2. "Ditosa a nação cujo Deus é o Senhor, e o povo que Ele escolheu para Sua herança" (Sl. 33/32, 12).
Inicio o meu discurso com estas palavras do Salmo, pois elas exprimem a verdade mais elementar, isto é, que Deus, nosso Pai e Criador que inscreveu as Suas leis nos corações humanos, é o Deus da história; Ele está — como outrora no sinal da coluna de fogo diante de Israel que caminhava no deserto rumo à libertação — no caminho de cada homem, de todos os homens e de todas as nações, e é para eles o último destino e a plena realização.

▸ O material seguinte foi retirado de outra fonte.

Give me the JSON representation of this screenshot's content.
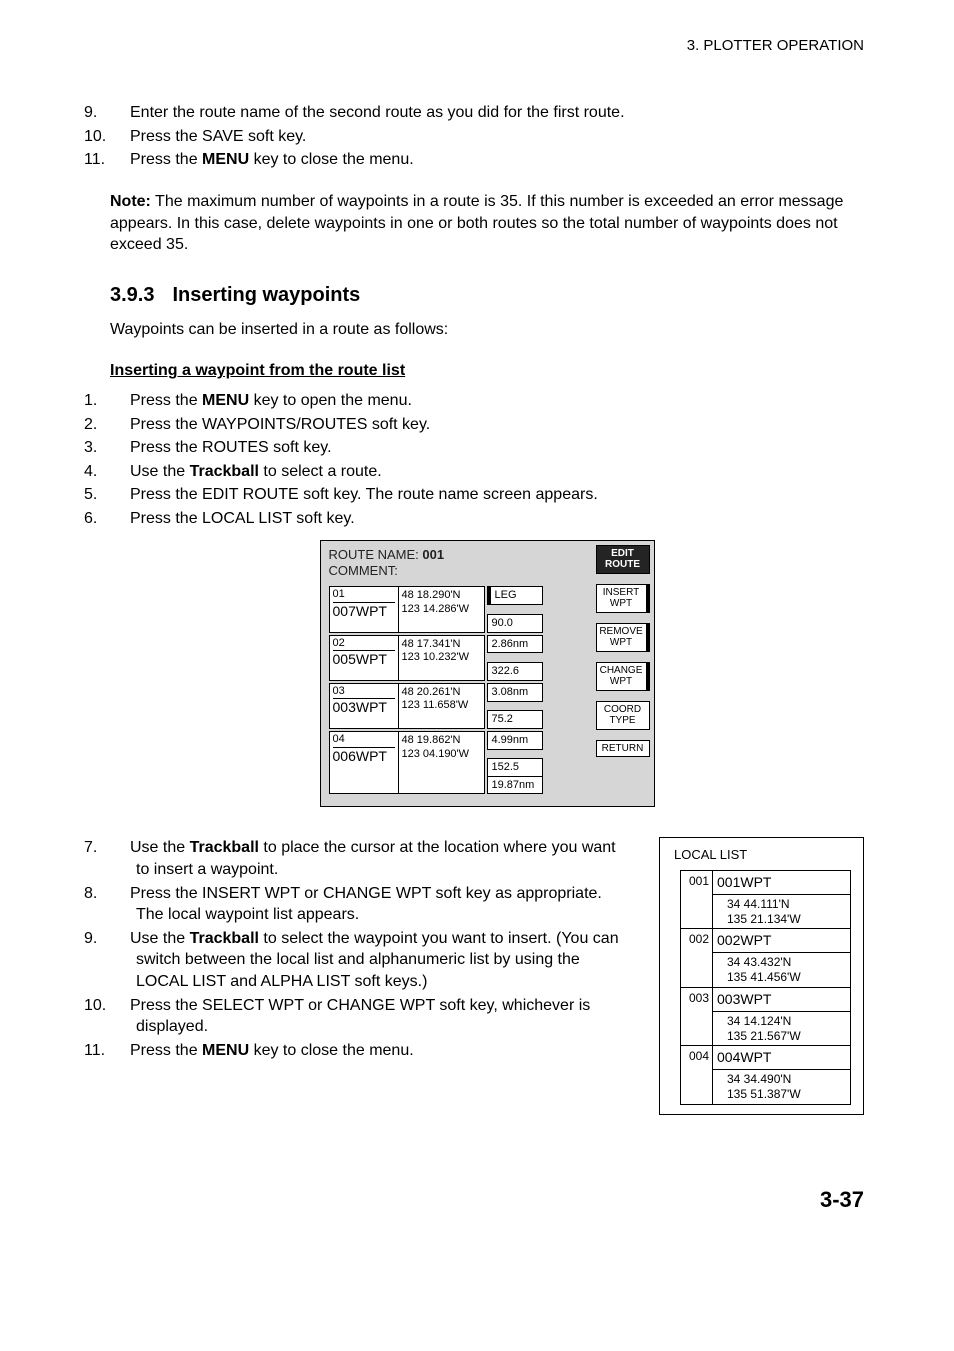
{
  "running_head": "3.  PLOTTER  OPERATION",
  "intro_list": [
    {
      "n": "9.",
      "text": "Enter the route name of the second route as you did for the first route."
    },
    {
      "n": "10.",
      "text": "Press the SAVE soft key."
    },
    {
      "n": "11.",
      "text_before": "Press the ",
      "bold": "MENU",
      "text_after": " key to close the menu."
    }
  ],
  "note": {
    "label": "Note:",
    "text": " The maximum number of waypoints in a route is 35. If this number is exceeded an error message appears. In this case, delete waypoints in one or both routes so the total number of waypoints does not exceed 35."
  },
  "section": {
    "num": "3.9.3",
    "title": "Inserting waypoints"
  },
  "section_intro": "Waypoints can be inserted in a route as follows:",
  "subhead_a": "Inserting a waypoint from the route list",
  "list_a": [
    {
      "n": "1.",
      "text_before": "Press the ",
      "bold": "MENU",
      "text_after": " key to open the menu."
    },
    {
      "n": "2.",
      "text": "Press the WAYPOINTS/ROUTES soft key."
    },
    {
      "n": "3.",
      "text": "Press the ROUTES soft key."
    },
    {
      "n": "4.",
      "text_before": "Use the ",
      "bold": "Trackball",
      "text_after": " to select a route."
    },
    {
      "n": "5.",
      "text": "Press the EDIT ROUTE soft key. The route name screen appears."
    },
    {
      "n": "6.",
      "text": "Press the LOCAL LIST soft key."
    }
  ],
  "route_editor": {
    "name_label": "ROUTE NAME: ",
    "name_value": "001",
    "comment_label": "COMMENT:",
    "leg_label": "LEG",
    "rows": [
      {
        "seq": "01",
        "name": "007WPT",
        "lat": "48 18.290'N",
        "lon": "123 14.286'W",
        "leg1": "90.0",
        "leg2": "2.86nm"
      },
      {
        "seq": "02",
        "name": "005WPT",
        "lat": "48 17.341'N",
        "lon": "123 10.232'W",
        "leg1": "322.6",
        "leg2": "3.08nm"
      },
      {
        "seq": "03",
        "name": "003WPT",
        "lat": "48 20.261'N",
        "lon": "123 11.658'W",
        "leg1": "75.2",
        "leg2": "4.99nm"
      },
      {
        "seq": "04",
        "name": "006WPT",
        "lat": "48 19.862'N",
        "lon": "123 04.190'W",
        "leg1": "152.5",
        "leg2": "19.87nm"
      }
    ],
    "softkeys": [
      {
        "line1": "EDIT",
        "line2": "ROUTE",
        "dark": true
      },
      {
        "line1": "INSERT",
        "line2": "WPT",
        "shadow": true
      },
      {
        "line1": "REMOVE",
        "line2": "WPT",
        "shadow": true
      },
      {
        "line1": "CHANGE",
        "line2": "WPT",
        "shadow": true
      },
      {
        "line1": "COORD",
        "line2": "TYPE"
      },
      {
        "line1": "RETURN",
        "line2": ""
      }
    ]
  },
  "list_b": [
    {
      "n": "7.",
      "text_before": "Use the ",
      "bold": "Trackball",
      "text_after": " to place the cursor at the location where you want to insert a waypoint."
    },
    {
      "n": "8.",
      "text": "Press the INSERT WPT or CHANGE WPT soft key as appropriate. The local waypoint list appears."
    },
    {
      "n": "9.",
      "text_before": "Use the ",
      "bold": "Trackball",
      "text_after": " to select the waypoint you want to insert. (You can switch between the local list and alphanumeric list by using the LOCAL LIST and ALPHA LIST soft keys.)"
    },
    {
      "n": "10.",
      "text": "Press the SELECT WPT or CHANGE WPT soft key, whichever is displayed."
    },
    {
      "n": "11.",
      "text_before": "Press the ",
      "bold": "MENU",
      "text_after": " key to close the menu."
    }
  ],
  "local_list": {
    "title": "LOCAL LIST",
    "items": [
      {
        "idx": "001",
        "name": "001WPT",
        "lat": "34 44.111'N",
        "lon": "135 21.134'W"
      },
      {
        "idx": "002",
        "name": "002WPT",
        "lat": "34 43.432'N",
        "lon": "135 41.456'W"
      },
      {
        "idx": "003",
        "name": "003WPT",
        "lat": "34 14.124'N",
        "lon": "135 21.567'W"
      },
      {
        "idx": "004",
        "name": "004WPT",
        "lat": "34 34.490'N",
        "lon": "135 51.387'W"
      }
    ]
  },
  "page_number": "3-37"
}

Mediante a Aliança estabelecida com a humanidade em Jesus Cristo, Deus escolhe e recebe como "sua herança" cada pessoa e cada povo, e a fidelidade a esta aliança faz que Ele se torne o seu Senhor e Libertador. A vida humana, bem como a vida de cada sociedade e a sua convivência permanecem sempre em referência à suprema autoridade de Deus mesmo. E esta referência não é só a relação entre o Criador Omnipotente e as criaturas a Ele submetidas, mas em Cristo, Filho de Deus e da Virgem de Nazaré, ela adquire o carácter familiar: somos filhos do Único Deus e entre nós irmãos. Só nesta referência o bem de cada pessoa e ainda aquele comum se torna o verdadeiro bem.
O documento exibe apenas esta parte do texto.